Larry Wall wrote:

On Tue, Mar 15, 2005 at 02:25:01PM -0600, Rod Adams wrote:
: In Perl 6, all builtin functions belong to a named package. Not all
: functions are guaranteed to be imported into the global package
: C<::*>. In addition, the list of functions imported into C<::*> will be
: subject to change with each release of Perl. Authors wishing to
: "Future Proof" their code should either specifically import the
: functions they will be using, or always refer to the functions by their
: full name.

Hmm, what I said was supposed to be policy for just the development
release of 6.0.0.  However, it's not that far off from the general
case if you add something along the lines of:

   After 6.0.0 comes out, global aliases will not be removed lightly,
   and will never be removed at all without having gone through a
   deprecation cycle of at least a year.  In any event, you can specify
   that you want the interface for a particular version of Perl, and
   that can be emulated by later versions of Perl to the extent that
   security updates allow.

Interestingly, that last sentence means that different modules can
have different views of * space.  But really, that just falls out
of ordinary module versioning, if you can warp your brain around to
thinking of * as an ordinary versioned module.  The long name of *
just happens to include the Perl version number, and could presumably
even include different "authors" if we ever fork Perl.
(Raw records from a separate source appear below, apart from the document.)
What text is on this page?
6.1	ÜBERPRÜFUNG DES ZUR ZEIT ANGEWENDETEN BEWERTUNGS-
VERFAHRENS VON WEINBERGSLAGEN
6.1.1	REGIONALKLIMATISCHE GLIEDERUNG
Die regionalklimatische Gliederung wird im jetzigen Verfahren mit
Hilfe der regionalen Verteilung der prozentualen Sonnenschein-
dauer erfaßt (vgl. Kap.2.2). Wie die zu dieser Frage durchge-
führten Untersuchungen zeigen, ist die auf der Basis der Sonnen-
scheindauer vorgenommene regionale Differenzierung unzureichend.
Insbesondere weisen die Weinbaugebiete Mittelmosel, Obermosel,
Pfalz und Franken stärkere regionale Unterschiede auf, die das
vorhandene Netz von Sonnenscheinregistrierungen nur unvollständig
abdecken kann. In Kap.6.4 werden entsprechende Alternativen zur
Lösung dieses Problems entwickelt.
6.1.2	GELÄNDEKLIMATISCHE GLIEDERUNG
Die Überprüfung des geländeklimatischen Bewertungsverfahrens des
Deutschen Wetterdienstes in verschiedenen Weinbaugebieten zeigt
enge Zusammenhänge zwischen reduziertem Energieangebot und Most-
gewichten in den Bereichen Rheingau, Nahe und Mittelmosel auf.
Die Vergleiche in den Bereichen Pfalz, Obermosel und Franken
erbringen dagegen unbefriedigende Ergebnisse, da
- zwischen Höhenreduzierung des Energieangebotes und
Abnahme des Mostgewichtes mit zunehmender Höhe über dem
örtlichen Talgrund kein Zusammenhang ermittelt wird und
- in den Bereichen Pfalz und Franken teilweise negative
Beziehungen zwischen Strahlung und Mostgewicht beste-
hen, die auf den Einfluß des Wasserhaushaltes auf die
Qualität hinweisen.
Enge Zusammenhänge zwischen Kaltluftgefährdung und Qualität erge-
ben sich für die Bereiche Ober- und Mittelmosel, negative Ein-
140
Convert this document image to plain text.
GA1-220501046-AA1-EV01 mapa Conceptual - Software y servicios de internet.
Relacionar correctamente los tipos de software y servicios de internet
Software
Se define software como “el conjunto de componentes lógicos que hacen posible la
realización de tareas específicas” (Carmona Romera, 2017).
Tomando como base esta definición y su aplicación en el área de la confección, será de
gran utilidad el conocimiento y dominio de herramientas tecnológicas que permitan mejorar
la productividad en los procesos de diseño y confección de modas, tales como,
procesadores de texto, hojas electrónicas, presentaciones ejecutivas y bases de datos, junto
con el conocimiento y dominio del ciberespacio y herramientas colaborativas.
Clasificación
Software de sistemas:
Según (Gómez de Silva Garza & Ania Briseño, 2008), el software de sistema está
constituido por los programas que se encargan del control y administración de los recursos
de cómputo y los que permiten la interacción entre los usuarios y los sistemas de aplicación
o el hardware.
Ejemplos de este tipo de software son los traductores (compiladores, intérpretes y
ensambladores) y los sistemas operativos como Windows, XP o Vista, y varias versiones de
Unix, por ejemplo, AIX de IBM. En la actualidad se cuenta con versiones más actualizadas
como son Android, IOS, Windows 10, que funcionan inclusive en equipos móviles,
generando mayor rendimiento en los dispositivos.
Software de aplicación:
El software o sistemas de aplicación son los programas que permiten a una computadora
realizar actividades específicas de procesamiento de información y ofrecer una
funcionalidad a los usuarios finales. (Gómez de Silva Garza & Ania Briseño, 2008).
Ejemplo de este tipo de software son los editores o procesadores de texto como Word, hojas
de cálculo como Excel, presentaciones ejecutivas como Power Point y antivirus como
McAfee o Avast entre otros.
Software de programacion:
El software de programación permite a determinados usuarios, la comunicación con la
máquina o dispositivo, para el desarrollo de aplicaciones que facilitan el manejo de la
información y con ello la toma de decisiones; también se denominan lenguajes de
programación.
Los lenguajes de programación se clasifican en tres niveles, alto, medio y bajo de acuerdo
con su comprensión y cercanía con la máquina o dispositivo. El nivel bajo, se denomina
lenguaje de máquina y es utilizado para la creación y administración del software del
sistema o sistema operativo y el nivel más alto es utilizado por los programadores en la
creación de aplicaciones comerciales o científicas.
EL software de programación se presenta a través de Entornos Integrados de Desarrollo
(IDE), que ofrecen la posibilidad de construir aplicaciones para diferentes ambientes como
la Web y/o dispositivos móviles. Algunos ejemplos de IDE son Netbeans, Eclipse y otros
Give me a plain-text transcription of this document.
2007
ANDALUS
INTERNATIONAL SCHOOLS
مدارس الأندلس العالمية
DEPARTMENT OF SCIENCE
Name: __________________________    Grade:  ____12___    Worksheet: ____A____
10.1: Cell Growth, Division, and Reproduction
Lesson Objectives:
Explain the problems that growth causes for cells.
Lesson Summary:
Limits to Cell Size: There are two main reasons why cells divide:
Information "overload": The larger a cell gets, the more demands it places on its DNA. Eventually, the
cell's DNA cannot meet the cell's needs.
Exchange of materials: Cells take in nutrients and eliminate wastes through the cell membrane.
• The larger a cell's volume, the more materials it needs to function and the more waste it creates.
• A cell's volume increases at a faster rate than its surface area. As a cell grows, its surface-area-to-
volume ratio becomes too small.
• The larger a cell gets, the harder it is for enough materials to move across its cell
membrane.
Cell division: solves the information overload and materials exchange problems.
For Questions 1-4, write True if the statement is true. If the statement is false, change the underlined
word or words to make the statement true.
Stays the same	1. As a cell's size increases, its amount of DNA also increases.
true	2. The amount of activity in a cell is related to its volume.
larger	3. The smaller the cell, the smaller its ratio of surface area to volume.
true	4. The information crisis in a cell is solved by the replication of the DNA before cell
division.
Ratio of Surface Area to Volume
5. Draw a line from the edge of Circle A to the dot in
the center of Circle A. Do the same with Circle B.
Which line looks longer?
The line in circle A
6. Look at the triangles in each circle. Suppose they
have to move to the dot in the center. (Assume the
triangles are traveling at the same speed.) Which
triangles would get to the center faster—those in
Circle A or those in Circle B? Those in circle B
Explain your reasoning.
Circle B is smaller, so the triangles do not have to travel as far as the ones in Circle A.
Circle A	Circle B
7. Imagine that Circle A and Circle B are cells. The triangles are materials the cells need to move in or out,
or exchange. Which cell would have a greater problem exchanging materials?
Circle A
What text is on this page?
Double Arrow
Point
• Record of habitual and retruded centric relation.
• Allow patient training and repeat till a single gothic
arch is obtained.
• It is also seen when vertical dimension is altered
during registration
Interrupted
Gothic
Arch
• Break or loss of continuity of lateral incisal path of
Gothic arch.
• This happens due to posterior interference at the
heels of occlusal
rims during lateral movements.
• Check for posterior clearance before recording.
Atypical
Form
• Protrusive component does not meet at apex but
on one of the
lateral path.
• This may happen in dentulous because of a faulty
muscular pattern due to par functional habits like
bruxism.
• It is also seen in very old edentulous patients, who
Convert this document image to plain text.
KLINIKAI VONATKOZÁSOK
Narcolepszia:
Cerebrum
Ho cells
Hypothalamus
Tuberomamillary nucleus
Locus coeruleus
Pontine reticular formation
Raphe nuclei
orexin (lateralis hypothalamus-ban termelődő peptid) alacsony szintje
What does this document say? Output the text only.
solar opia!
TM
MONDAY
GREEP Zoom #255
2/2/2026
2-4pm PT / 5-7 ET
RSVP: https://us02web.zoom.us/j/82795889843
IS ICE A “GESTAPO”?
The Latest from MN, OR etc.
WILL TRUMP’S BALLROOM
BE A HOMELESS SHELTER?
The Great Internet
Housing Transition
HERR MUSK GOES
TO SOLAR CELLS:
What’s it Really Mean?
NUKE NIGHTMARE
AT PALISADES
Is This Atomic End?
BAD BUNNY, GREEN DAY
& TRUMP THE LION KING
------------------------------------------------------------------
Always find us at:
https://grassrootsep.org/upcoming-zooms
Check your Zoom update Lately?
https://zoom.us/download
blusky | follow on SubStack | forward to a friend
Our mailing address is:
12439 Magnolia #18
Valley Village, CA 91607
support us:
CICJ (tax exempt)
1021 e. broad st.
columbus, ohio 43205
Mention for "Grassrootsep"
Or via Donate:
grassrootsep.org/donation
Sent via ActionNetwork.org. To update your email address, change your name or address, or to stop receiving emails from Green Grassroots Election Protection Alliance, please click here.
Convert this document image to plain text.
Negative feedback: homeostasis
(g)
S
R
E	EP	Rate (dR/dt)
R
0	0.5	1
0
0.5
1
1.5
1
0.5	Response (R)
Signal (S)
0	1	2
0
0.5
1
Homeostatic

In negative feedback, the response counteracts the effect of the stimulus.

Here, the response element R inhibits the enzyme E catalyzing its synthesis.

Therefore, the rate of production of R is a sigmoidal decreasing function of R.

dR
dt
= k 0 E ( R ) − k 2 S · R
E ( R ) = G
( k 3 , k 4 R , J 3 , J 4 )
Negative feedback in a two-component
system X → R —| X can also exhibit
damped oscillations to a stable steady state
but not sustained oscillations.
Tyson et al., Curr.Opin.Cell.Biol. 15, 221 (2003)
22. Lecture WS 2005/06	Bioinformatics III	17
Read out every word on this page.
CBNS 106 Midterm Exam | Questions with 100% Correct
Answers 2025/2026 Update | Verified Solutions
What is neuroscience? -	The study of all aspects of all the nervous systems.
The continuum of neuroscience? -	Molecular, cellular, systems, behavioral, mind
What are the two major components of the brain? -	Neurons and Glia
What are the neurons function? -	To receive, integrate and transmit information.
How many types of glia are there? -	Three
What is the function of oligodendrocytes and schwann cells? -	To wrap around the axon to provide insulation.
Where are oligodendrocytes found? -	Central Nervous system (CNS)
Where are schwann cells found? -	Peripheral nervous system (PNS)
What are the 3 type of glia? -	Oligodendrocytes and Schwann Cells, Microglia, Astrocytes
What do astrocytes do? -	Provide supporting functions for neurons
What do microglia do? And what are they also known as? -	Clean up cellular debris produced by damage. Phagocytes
"Add something along the lines of" was interpreted as "clip and paste into 
S29.pod".

I wasn't meaning to imply that bindings would be changed willy-nilly in 
production, but I can see how that could be inferred from what I wrote. My main 
intention was that it *could* change over time.

These whole paragraphs can be reworded later, possibly at the same time we sit 
down and figure out the policy of what gets imported into *:: when.